Everyone who follows LGBT issues knows that there are some really great days for equality, and some really lousy ones. That past couple of days have been good for marriage equality, with three states making moves towards full recognition of gay couples.
In Delaware, the state Senate Administrative Services Committee passed a civil unions bill, which would grant full legal rights to gay couples; the bill now goes to the Senate floor for debate. The bill supposedly has "more than two dozen cosponsors," which I have to admit confuses me since the Delaware Senate only has 21 members. Interestingly, the Republicans on the committee didn't vote for or against the bill.

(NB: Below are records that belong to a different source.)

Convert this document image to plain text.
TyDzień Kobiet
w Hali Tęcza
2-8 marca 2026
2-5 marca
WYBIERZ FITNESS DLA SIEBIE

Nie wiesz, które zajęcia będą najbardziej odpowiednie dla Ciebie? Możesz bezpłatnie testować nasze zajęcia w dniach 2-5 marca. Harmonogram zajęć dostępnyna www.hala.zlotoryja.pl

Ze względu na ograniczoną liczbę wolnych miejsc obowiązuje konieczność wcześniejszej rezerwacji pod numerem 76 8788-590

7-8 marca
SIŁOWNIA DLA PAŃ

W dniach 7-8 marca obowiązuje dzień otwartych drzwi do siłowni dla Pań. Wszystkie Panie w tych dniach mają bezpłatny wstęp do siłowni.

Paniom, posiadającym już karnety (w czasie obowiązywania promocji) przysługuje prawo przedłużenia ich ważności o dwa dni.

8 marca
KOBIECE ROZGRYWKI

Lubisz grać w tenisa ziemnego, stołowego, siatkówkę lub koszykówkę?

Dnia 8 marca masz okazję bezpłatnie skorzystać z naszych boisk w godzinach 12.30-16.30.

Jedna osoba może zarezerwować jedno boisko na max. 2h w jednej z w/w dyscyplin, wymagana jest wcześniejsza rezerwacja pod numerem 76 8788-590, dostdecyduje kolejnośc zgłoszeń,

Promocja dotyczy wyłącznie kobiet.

Importantly, the bill would only grant full equal rights to gay couples under state law - because of the Defense of Marriage Act, gay couples are not entitled to legal rights under federal law (not that Delaware couples would be eligible for these anyway, since they are "civil unioned" and not married).
In Washington, the state legislature has passed a bill, which will now go to Gov. Chris Gregoire's desk, that will recognize out-of-state gay marriages. The bills passed by large margins in both chambers, mostly (but not solely) on party lines. Washington joins Rhode Island, New York and Maryland in recognizing gay marriages but not actually performing them.
It strikes me as odd that these states recognize gay marriages performed elsewhere - giving them the same rights under the state as straight marriages - but don't actually allow their own residents to get married and enjoy these same rights. But I also don't think it's any coincidence that Rhode Island, New York, and Maryland (well, up until recently) have been considered three of the states most likely to begin performing gay marriages within the next year or so.
And in Illinois, equality proponents in the state senate have killed a constitutional amendment defining marriage as between a man and a woman. How did they kill the bill? By assigning it to the Subcommittee on Constitutional Amendments... which has no members.
Says Bernard Cherkasov, executive director of Equality Illinois: "Year after year, angry right-wing extremists in the Illinois General Assembly bring up the same anti-marriage-equality Constitutional amendment. The proposal is deeply unpopular with Illinoisans, who overwhelmingly support equal treatment for same-sex couples."